Old Man Winter is here. We know that he can deliver cold wind, ice, snow, as well as steady daytime rain that freezes into black ice overnight. At some point, temperatures will hang out for days in the teens, or, drop a day or two to single digits (or longer for some regions), stressing our homes to their thermal limits.
There is no need to shiver, here are 10 things you, warrior homeowners/renters, can do to be prepared:
1. Check that every window is fully closed and fully latched (easy to forget a few)
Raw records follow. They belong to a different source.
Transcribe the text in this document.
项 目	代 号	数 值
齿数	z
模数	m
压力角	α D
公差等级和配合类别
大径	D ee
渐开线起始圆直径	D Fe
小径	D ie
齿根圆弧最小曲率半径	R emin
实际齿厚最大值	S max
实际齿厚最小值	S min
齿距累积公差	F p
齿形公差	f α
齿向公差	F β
2. Change over any storm doors and windows
3. Shut off the hose bibs from inside and open bibs outside to drain
4. Insulate any water pipes that might freeze
5. Complete a professional boiler or furnace tune-up with a chimney check
6. Inspect and repair loose shingles, gutters, and downspouts
7. Verify that rainwater downspouts drain well and away from the house
8. Mark the edge of driveways and walks for easy shoveling or plowing when snow covered
9. Store snow tools and ice melt for walkways and driveways in convenient places
10. Spread chopped leaves, or natural mulch, over garden patches to build the soil over the winter and warm soil for early spring start
One serious winter home hazard is Ice dams. The simplest ice dams are icicles, small to large, forming downward from the downspouts. Sometimes, icicles grow into awkward crystalline pile ups above the gutter. They can be both enchanting and ominous.
Ice dams are a triple threat. They can build up size and weight until they come crashing down. Gutters, fascia, and shingles can be damaged. Interior ceilings and walls below can be water damaged.
If an ice dam forms above an entry door, it is safest to block use of that threatened doorway until the ice dam is removed by a professional or has completely melted in warmer temperatures. Be very clear in blocking anyone from approaching a threatened door or porch.
Ice dams are spawned by poor or ineffective attic insulation. A portion of the heat you pay for in your energy bill is escaping through the attic floor and melting snow on the roof. This snowmelt refreezes when it reaches the cold roof edge and gutter.
Your attic floor might look well insulated to you. But, does the insulation extend fully over the outside walls below? Is the attic floor air sealed around chimneys, pipes, light fixtures, and wires so warm air does not rise up into the attic? The attic access hatch may be a big thermal drain; a certified energy auditor can tell you.
Check your frost or snow-covered roof for melting patterns. Often the fastest melting and driest shingles waste the most energy. Well air-sealed and insulated attics maintain frost and snow longer.
Consult a professional
If you suspect you have some form of Ice dam, DO NOT attempt to take it down yourself. Not even smaller icicles. Call your roofer or gutter service to perform this dangerous task.
Then get a comprehensive home energy audit with a BPI Certified Professional.
Not only will you save money on your energy bill and improve family comfort, you will reduce carbon dioxide (CO2) escaping into our atmosphere. Every little bit helps!
Old Man Winter doesn’t have to win. We can keep him in his place, and maybe even enjoy him by staying safe and warm. Sister Spring is coming.